Irwin “Fletch” Fletcher arrives in Boston to recover a stolen art collection and walks into a corpse on the living room floor. The police like him for the murder. He likes the case as a chance to wisecrack his way through every interrogation. Greg Mottola builds the film around a man who treats a homicide investigation as a low-stakes inconvenience. The murder is the engine. The real subject is a guy who refuses to take anything seriously, and the comedy comes from watching the world fail to rattle him.
Jon Hamm plays Fletch with a loose, unhurried confidence that turns every scene into a verbal fencing match. He delivers insults with the calm of a man who knows he is the smartest person in the room and finds that boring. Roy Wood Jr. plays Inspector Morris Monroe as the exhausted straight man, and the two trade lines like opponents who secretly enjoy the game. Kyle MacLachlan plays art dealer Ronald Horan with a clipped precision that curdles into menace. Marcia Gay Harden plays the Countess with a vampish accent and predatory timing that nearly walks off with her scenes.

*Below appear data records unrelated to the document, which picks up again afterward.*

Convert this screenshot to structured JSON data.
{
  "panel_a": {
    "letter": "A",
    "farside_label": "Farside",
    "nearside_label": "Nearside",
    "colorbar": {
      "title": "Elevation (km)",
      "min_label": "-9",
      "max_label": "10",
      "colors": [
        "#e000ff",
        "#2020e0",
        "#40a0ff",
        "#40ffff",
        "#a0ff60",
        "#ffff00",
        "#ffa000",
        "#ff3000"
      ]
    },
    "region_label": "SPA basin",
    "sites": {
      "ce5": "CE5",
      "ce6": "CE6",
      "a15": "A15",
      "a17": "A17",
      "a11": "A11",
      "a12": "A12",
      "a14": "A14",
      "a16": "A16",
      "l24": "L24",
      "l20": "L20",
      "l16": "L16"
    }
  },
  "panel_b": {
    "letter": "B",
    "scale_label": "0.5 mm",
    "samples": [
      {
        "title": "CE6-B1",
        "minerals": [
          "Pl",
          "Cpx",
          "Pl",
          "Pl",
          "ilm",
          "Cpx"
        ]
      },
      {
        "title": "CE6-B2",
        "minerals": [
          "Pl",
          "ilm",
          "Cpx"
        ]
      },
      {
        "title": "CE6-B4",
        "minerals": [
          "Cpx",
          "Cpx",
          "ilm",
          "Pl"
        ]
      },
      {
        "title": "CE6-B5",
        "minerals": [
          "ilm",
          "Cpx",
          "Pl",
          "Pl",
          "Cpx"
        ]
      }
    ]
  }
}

Mottola and co-writer Zev Borow keep the staging plain and let the dialogue carry the weight. The cinematography favors warm, flat daylight and unfussy two-shots that put the actors face to face and refuse to telegraph the jokes. The editing holds on reactions a beat longer than a conventional comedy would, which lets Hamm land his lines through stillness instead of cutaways. The mystery plot moves with no urgency, and that relaxation is a deliberate choice. The film wants the rhythm of a hangout, not a thriller.
The result is a comedy that succeeds entirely on tone and casting. The whodunit is thin and the stakes never tighten, but the picture knows it and leans into the looseness. Hamm finds a register that lets his charm do the work without strain. This is a minor pleasure built from major control, and it earns its laughs by getting out of its own way.